Sentei-a numa cadeira e fui falar com a rececionista. Observei o seu reflexo no vidro da receção para não a perder novamente. Fui-me sentar e ajeitei-lhe a saia de modo a tapar os joelhos. Ansiava pela ocasião em que ouviria que era cansaço, a idade não perdoava, para não me preocupar, mas, recuando até ao primeiro sinal, melhor, até à primeira vez em que assisti a sinais de revolta do seu cérebro, a esperança desfez-se. Descia o caminho empurrada pela doença.

Se calhar tinha-me distraído e não tinha reparado no princípio. Em que momento começou a envelhecer tão depressa? E sabia, sem admitir, que a velhice não vinha só; era ajudada por uma insidiosa doença. Até não ser nomeada por um médico não existia, não se fazia real. Não queria aceitar que algo não estava bem, não queria aceitar que aquele era o primeiro passo de um longo caminho.

Ao entrarmos, eu ia derrotado.

A minha avó pareceu não a reconhecer, apesar de ser a única médica que tive desde que aqui vivo. Fez conversa de circunstância, auscultou-a, viu-lhe os olhos, a boca e os ouvidos. Desenhos infantis estavam expostos na parede, ladeando o espelho sobre o lavatório e o desinfetante. Uma marquesa esperava os doentes perto das duas cadeiras junto à mesa ocupada, em grande parte, por computador, teclado e telefone.
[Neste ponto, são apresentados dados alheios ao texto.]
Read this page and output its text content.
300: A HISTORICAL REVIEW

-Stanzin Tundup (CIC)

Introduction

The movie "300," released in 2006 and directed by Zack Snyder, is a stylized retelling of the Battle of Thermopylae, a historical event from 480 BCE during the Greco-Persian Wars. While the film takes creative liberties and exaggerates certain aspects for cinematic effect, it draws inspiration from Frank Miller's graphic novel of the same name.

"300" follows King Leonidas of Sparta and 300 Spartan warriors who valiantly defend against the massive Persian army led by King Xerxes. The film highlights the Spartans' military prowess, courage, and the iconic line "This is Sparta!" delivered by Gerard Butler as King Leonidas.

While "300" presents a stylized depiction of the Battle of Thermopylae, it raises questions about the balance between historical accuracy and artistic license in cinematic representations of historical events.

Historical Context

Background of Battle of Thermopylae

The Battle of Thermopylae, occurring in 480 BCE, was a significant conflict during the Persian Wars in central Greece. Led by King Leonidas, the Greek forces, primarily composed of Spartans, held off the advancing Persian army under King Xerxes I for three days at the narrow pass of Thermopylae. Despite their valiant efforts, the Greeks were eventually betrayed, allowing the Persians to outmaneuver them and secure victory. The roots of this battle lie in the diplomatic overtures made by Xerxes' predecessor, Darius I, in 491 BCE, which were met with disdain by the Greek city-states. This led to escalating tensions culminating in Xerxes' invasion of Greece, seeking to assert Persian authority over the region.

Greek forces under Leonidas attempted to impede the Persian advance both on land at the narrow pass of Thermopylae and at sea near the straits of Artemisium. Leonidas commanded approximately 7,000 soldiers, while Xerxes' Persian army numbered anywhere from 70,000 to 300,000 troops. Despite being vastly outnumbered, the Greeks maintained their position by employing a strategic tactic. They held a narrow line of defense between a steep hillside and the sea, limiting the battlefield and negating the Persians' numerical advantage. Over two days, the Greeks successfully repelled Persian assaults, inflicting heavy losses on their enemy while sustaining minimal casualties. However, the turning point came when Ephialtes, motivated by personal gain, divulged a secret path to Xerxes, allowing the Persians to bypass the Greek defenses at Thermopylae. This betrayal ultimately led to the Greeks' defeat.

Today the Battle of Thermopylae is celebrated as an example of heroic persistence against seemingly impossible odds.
A médica sugeriu à minha avó que fizessem um jogo, daqueles de criança. De seguida, desafiou-a a responder às suas perguntas. Em que ano estamos? Em que estação, sabe a data, onde estamos, quem sou eu. E ela imaginava certezas para preencher ausências. Disse para fazerem outro jogo e avisou que ia mencionar três objetos.

«Repita-os, se faz favor.»

Atolou-se no silêncio. Apetecia-me sussurrar as palavras aos ouvidos; depois de ouvir as respostas certas a doutora diria que era só cansaço, estava tudo bem, umas termas e tudo ficava resolvido. Mas não o disse. 

«Tente soletrar estas palavras ao contrário: mãe, pai, filho.»

«E Espírito Santo», respondeu ao fim de duas respostas certas.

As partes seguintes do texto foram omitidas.